PENAJAM PASER UTARA- Pengelolaan garis pantai di Kabupaten Penajam Paser Utara (PPU) menimbulkan tantangan yang harus dihadapi secara bijaksana. Kepala Bidang Pariwisata dan Pemasaran Dinas Kebudayaan dan Pariwisata PPU, Juzrizal Rakhman, menyoroti perlunya pembentukan tim khusus untuk mengelola daerah garis pantai, khususnya seiring dengan Peraturan Presiden Nomor 51 Tahun 2016 tentang Batas Sempadan Pantai yang menetapkan jarak 100 meter dari bibir pantai.
Menurut Juzrizal, pengelolaan garis pantai adalah bagian penting dari Rancangan Tata Ruang dan Wilayah tingkat kabupaten, bertujuan melindungi ekosistem pesisir dan kesejahteraan masyarakat lokal. Namun, implementasi peraturan ini memerlukan pendekatan yang hati-hati, mengingat banyaknya mata pencaharian warga yang bergantung pada sektor wisata pantai.

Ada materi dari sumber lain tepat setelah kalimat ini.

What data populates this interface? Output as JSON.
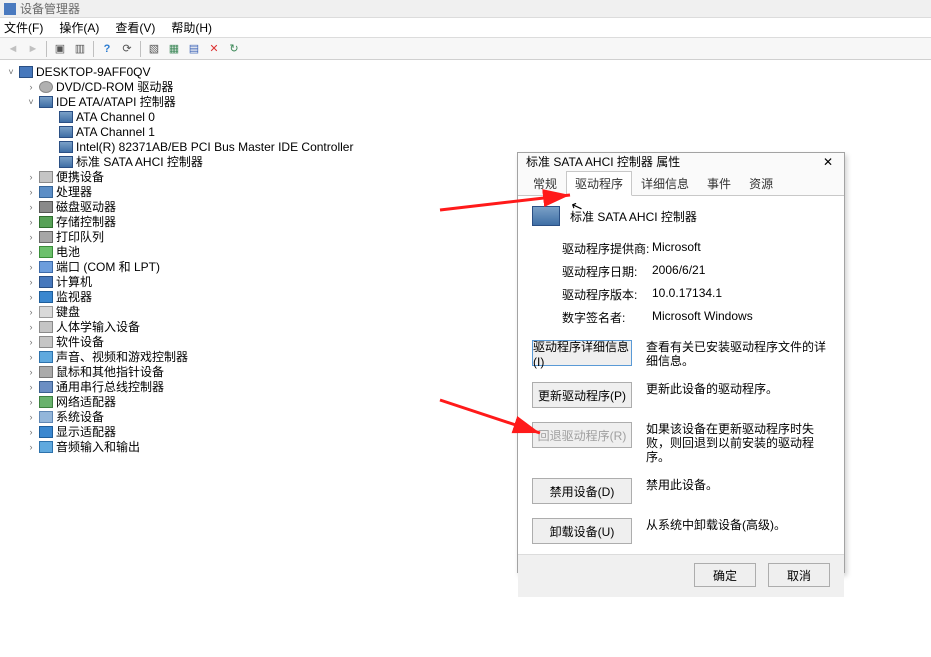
{
  "window": {
    "title": "设备管理器"
  },
  "menu": {
    "file": "文件(F)",
    "action": "操作(A)",
    "view": "查看(V)",
    "help": "帮助(H)"
  },
  "toolbar": {
    "back": "◄",
    "forward": "►",
    "up_tree": "▣",
    "view_toggle": "▥",
    "help": "?",
    "refresh": "⟳",
    "prop": "▧",
    "enable": "▦",
    "installed": "▤",
    "remove": "✕",
    "update": "↻"
  },
  "tree": {
    "root": "DESKTOP-9AFF0QV",
    "cat_dvd": "DVD/CD-ROM 驱动器",
    "cat_ide": "IDE ATA/ATAPI 控制器",
    "ide_0": "ATA Channel 0",
    "ide_1": "ATA Channel 1",
    "ide_intel": "Intel(R) 82371AB/EB PCI Bus Master IDE Controller",
    "ide_sata": "标准 SATA AHCI 控制器",
    "cat_portable": "便携设备",
    "cat_cpu": "处理器",
    "cat_disk": "磁盘驱动器",
    "cat_storage": "存储控制器",
    "cat_printer": "打印队列",
    "cat_battery": "电池",
    "cat_ports": "端口 (COM 和 LPT)",
    "cat_computer": "计算机",
    "cat_monitor": "监视器",
    "cat_keyboard": "键盘",
    "cat_hid": "人体学输入设备",
    "cat_software": "软件设备",
    "cat_sound": "声音、视频和游戏控制器",
    "cat_mouse": "鼠标和其他指针设备",
    "cat_usb": "通用串行总线控制器",
    "cat_net": "网络适配器",
    "cat_system": "系统设备",
    "cat_display": "显示适配器",
    "cat_audioio": "音频输入和输出"
  },
  "dialog": {
    "title": "标准 SATA AHCI 控制器 属性",
    "tabs": {
      "general": "常规",
      "driver": "驱动程序",
      "details": "详细信息",
      "events": "事件",
      "resources": "资源"
    },
    "device_name": "标准 SATA AHCI 控制器",
    "provider_k": "驱动程序提供商:",
    "provider_v": "Microsoft",
    "date_k": "驱动程序日期:",
    "date_v": "2006/6/21",
    "version_k": "驱动程序版本:",
    "version_v": "10.0.17134.1",
    "signer_k": "数字签名者:",
    "signer_v": "Microsoft Windows",
    "btn_details": "驱动程序详细信息(I)",
    "desc_details": "查看有关已安装驱动程序文件的详细信息。",
    "btn_update": "更新驱动程序(P)",
    "desc_update": "更新此设备的驱动程序。",
    "btn_rollback": "回退驱动程序(R)",
    "desc_rollback": "如果该设备在更新驱动程序时失败，则回退到以前安装的驱动程序。",
    "btn_disable": "禁用设备(D)",
    "desc_disable": "禁用此设备。",
    "btn_uninstall": "卸载设备(U)",
    "desc_uninstall": "从系统中卸载设备(高级)。",
    "ok": "确定",
    "cancel": "取消"
  }
}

"Saat ini, kami sedang melakukan sosialisasi dan pemahaman bersama warga terkait dengan peraturan tersebut," ungkapnya.
Meskipun Pemerintah Kabupaten PPU memiliki kewenangan untuk bertindak, Juzrizal menekankan pentingnya pertimbangan yang matang. Dia menyadari bahwa banyak warga yang hidup dari sektor wisata pantai, terutama di daerah Penajam hingga Bere-Bere dengan panjang sekitar 17 kilometer. "Menerapkan peraturan harus memperhitungkan dampaknya pada kehidupan masyarakat," katanya.
Juzrizal berharap agar pemerintah dapat membentuk tim khusus yang fokus pada sosialisasi dan pemahaman terkait batas sempadan pantai. "Kami membutuhkan tim khusus untuk menangani masalah ini dengan bijaksana," tandasnya.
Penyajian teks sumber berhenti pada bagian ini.